Statistical Programmer at GSK

Steve has been working in the pharma industry for over 25 years, initially working as a statistical programmer at a CRO and later moving to GSK. He transitioned to a Principal Statistician role in 2006, after doing a part-time MSc at Birkbeck college, and is now working as a Statistics Manager supporting renal and respiratory projects.

Steve has always had a passion for data visualisation, and was an active member of a GSK graphics initiative which was set up several years ago to drive the implementation of new graphics standards and tools. Steve developed and presented SAS graphics training, and was actively involved in building a library of standard graphs with supporting documentation and example code (based on SAS, and also S-Plus if anybody remembers that!)

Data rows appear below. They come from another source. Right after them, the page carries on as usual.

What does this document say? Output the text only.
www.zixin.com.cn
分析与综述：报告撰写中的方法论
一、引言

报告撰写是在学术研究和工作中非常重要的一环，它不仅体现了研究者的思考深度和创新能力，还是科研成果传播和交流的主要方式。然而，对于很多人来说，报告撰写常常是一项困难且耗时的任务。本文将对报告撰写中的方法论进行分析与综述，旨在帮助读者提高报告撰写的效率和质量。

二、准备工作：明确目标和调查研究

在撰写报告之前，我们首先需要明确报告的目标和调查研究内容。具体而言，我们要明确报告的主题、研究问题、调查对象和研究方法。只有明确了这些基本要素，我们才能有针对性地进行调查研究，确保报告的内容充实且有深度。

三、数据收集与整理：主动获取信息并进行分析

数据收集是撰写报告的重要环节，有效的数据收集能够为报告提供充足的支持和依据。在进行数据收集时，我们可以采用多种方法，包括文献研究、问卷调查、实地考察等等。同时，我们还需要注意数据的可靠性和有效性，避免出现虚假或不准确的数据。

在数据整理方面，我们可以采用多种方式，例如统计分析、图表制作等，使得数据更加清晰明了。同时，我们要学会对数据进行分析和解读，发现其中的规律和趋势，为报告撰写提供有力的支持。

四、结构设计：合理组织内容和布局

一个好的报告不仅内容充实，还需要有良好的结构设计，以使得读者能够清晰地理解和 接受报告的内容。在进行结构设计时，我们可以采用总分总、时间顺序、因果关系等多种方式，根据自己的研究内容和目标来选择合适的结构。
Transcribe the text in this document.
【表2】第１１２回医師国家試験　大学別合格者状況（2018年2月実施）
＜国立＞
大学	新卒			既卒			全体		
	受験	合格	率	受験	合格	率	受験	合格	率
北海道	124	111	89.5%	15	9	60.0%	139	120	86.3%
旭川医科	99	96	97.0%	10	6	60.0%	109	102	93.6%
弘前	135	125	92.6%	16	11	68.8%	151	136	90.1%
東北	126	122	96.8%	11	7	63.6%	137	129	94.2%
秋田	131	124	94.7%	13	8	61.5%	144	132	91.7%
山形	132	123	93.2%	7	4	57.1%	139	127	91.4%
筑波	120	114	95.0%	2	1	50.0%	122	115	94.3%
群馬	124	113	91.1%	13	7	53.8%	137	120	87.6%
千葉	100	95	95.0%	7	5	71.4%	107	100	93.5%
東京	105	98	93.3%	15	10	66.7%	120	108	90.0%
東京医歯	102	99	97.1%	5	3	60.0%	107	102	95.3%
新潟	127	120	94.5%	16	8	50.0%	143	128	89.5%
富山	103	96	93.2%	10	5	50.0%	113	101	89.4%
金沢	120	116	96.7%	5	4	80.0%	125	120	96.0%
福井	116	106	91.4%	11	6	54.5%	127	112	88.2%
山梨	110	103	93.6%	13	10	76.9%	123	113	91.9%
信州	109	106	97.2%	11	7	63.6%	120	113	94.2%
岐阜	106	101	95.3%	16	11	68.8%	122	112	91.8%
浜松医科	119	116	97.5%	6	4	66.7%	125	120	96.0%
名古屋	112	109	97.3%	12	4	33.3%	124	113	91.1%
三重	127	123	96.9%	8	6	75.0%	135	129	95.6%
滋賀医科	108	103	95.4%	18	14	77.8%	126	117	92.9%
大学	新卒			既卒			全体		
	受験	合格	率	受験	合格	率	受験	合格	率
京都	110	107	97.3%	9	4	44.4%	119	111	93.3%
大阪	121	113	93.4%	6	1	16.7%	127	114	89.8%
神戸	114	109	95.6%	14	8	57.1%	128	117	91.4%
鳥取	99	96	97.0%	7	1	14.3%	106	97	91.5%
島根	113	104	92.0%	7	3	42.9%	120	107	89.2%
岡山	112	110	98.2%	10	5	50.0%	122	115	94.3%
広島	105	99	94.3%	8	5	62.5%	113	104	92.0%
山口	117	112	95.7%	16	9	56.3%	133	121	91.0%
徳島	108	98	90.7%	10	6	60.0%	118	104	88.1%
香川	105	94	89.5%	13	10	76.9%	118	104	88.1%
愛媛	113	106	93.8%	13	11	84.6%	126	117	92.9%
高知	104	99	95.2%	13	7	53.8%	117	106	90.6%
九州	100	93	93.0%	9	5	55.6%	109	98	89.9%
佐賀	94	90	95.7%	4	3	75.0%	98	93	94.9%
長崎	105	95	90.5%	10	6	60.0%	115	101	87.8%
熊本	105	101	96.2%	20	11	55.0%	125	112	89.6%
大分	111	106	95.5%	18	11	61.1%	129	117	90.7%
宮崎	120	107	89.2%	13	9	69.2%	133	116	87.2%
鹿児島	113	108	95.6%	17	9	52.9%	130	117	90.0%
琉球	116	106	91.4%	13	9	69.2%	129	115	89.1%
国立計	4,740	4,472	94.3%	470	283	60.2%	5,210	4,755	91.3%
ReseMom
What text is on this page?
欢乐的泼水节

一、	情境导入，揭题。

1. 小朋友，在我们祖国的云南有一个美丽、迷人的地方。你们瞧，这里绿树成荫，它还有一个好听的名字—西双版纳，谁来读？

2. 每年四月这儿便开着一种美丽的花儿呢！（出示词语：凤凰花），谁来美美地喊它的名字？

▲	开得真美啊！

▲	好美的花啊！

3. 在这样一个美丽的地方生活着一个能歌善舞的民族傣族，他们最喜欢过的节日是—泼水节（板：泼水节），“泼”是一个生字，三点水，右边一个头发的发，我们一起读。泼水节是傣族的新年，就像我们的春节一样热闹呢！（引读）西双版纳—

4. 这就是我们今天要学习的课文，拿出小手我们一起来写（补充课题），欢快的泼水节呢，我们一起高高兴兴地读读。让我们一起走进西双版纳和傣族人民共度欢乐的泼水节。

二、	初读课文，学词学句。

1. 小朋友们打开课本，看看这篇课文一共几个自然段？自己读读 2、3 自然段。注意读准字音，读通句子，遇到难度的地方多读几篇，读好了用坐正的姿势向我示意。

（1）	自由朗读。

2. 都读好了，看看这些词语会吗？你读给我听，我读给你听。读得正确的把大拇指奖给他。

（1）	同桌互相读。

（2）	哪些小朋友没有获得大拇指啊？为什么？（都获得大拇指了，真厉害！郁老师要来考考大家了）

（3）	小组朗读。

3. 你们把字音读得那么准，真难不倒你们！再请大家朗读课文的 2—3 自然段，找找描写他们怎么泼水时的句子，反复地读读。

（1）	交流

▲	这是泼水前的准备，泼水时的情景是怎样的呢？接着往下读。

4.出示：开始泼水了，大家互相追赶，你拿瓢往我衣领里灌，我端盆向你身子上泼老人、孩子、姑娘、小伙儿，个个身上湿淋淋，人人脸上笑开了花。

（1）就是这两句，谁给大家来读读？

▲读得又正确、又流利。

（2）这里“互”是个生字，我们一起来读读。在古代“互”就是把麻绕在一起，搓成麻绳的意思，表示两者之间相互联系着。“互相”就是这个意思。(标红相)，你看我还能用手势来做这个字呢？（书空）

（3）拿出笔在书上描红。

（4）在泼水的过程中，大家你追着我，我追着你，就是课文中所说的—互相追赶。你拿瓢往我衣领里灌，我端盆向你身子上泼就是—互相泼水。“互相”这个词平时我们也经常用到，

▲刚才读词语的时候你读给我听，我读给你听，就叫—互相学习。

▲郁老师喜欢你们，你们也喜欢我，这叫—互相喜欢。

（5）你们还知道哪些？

Eventually GSK’s centralised graphics team was disbanded, but more recently Steve’s passion for graphics has been rekindled after coming across the  “Grammar of Graphics” philosophy, which goes beyond libraries of named graphics (“scatterplot” etc.) towards thinking about the fundamental elements of a plot, and assigning an appropriate “aesthetic” to each variable to gain deep insights into data. Steve is now an unrepentant convert to the R language (at least for data visualisation) and in particular the ggplot2 package.

Steve has been an active member of the PSI data visualisation SIG since early 2020, and eagerly looks forward to each Wonderful Wednesday, and marvelling at the ingenuity and creativity of statisticians and data scientists in our community!